Immunohistochemistry for SDHB divides gastrointestinal stromal tumors (GISTs) into 2 distinct types.

Department of Anatomical Pathology, Royal North Shore Hospital, St Leonards, New South Wales 2065, Australia.
The American journal of surgical pathology (Impact Factor: 4.06). 03/2010; 34(5):636-44. DOI: 10.1097/PAS.0b013e3181d6150d
Source: PubMed

ABSTRACT The Carney triad (CT) is gastrointestinal stromal tumor (GIST), paraganglioma, and pulmonary chondroma. The GISTs of CT show different clinical, molecular, and morphologic features to usual adult GISTs but are similar to the majority of pediatric GISTs. We postulated that these GISTs would show negative staining for succinate dehydrogenase B (SDHB). We performed SDHB immunohistochemistry on GISTs arising in 5 individuals with CT, 1 child, 7 individuals with GIST in young adulthood including 2 with germline KIT mutations, 3 individuals with neurofibromatosis 1, one 63-year-old female with multifocal gastric epithelioid GIST with lymph node metastases, and 104 consecutive unselected individuals with apparently sporadic GIST. The GISTs and paragangliomas arising in CT, the pediatric GIST, and the multifocal gastric GIST from the 63-year-old showed negative SDHB staining. GISTs from the 7 young adults and 3 with neurofibromatosis were SDHB positive.

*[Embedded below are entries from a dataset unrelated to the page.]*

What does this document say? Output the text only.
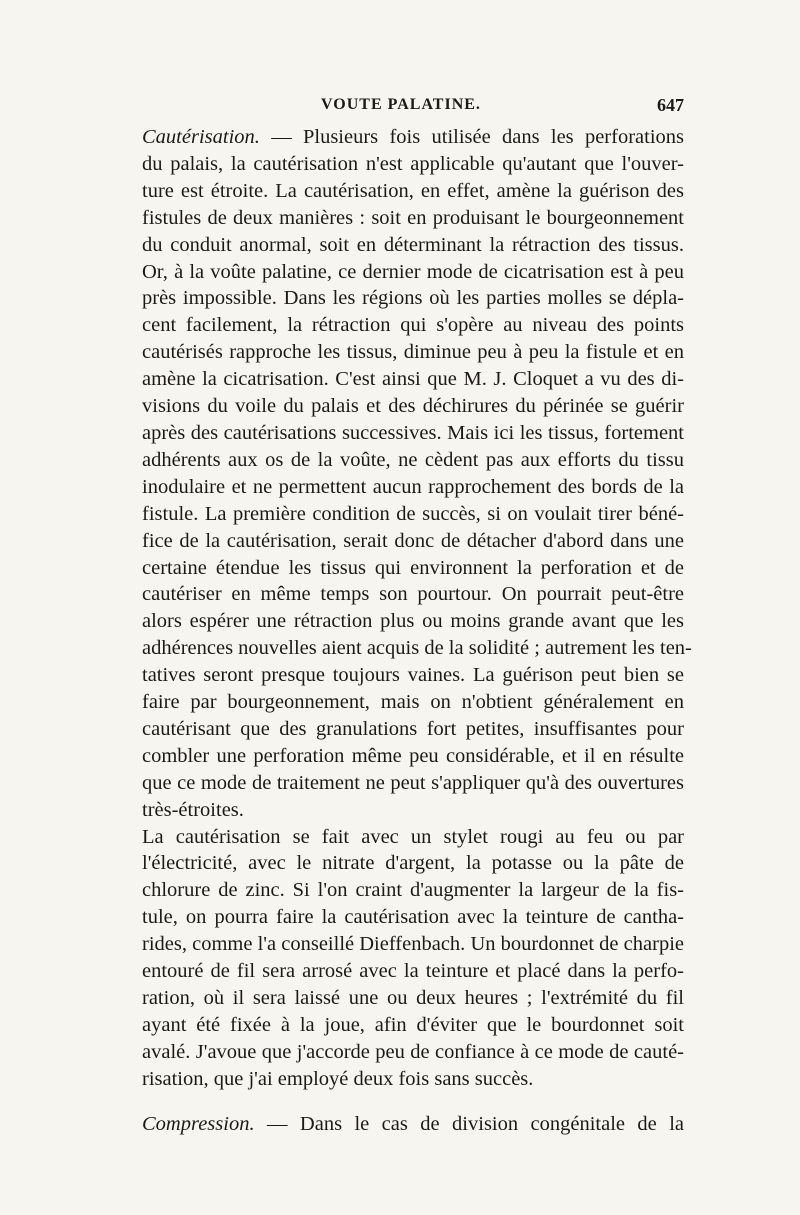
VOUTE PALATINE.	647

Cautérisation. — Plusieurs fois utilisée dans les perforations
du palais, la cautérisation n'est applicable qu'autant que l'ouver-
ture est étroite. La cautérisation, en effet, amène la guérison des
fistules de deux manières : soit en produisant le bourgeonnement
du conduit anormal, soit en déterminant la rétraction des tissus.
Or, à la voûte palatine, ce dernier mode de cicatrisation est à peu
près impossible. Dans les régions où les parties molles se dépla-
cent facilement, la rétraction qui s'opère au niveau des points
cautérisés rapproche les tissus, diminue peu à peu la fistule et en
amène la cicatrisation. C'est ainsi que M. J. Cloquet a vu des di-
visions du voile du palais et des déchirures du périnée se guérir
après des cautérisations successives. Mais ici les tissus, fortement
adhérents aux os de la voûte, ne cèdent pas aux efforts du tissu
inodulaire et ne permettent aucun rapprochement des bords de la
fistule. La première condition de succès, si on voulait tirer béné-
fice de la cautérisation, serait donc de détacher d'abord dans une
certaine étendue les tissus qui environnent la perforation et de
cautériser en même temps son pourtour. On pourrait peut-être
alors espérer une rétraction plus ou moins grande avant que les
adhérences nouvelles aient acquis de la solidité ; autrement les ten-
tatives seront presque toujours vaines. La guérison peut bien se
faire par bourgeonnement, mais on n'obtient généralement en
cautérisant que des granulations fort petites, insuffisantes pour
combler une perforation même peu considérable, et il en résulte
que ce mode de traitement ne peut s'appliquer qu'à des ouvertures
très-étroites.

La cautérisation se fait avec un stylet rougi au feu ou par
l'électricité, avec le nitrate d'argent, la potasse ou la pâte de
chlorure de zinc. Si l'on craint d'augmenter la largeur de la fis-
tule, on pourra faire la cautérisation avec la teinture de cantha-
rides, comme l'a conseillé Dieffenbach. Un bourdonnet de charpie
entouré de fil sera arrosé avec la teinture et placé dans la perfo-
ration, où il sera laissé une ou deux heures ; l'extrémité du fil
ayant été fixée à la joue, afin d'éviter que le bourdonnet soit
avalé. J'avoue que j'accorde peu de confiance à ce mode de cauté-
risation, que j'ai employé deux fois sans succès.

Compression. — Dans le cas de division congénitale de la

Of the unselected GISTs, 101 (97%) were positive. One of the negative GISTs arose in a 48-year-old female with previous recurrent multifocal gastric GISTs and the other 2 arose in females also in their 40s with gastric GISTs with epithelioid morphology. We conclude that negative staining for SDHB is characteristic of the GISTs of CT and the subgroup of pediatric GISTs which it resembles. Furthermore, when negative staining occurs in apparently sporadic GISTs in adults, the GISTs show morphologic and clinical features similar to pediatric and CT type GISTs. GISTs may therefore be divided into type 1 (SDHB positive) and type 2 (SDHB negative) subtypes.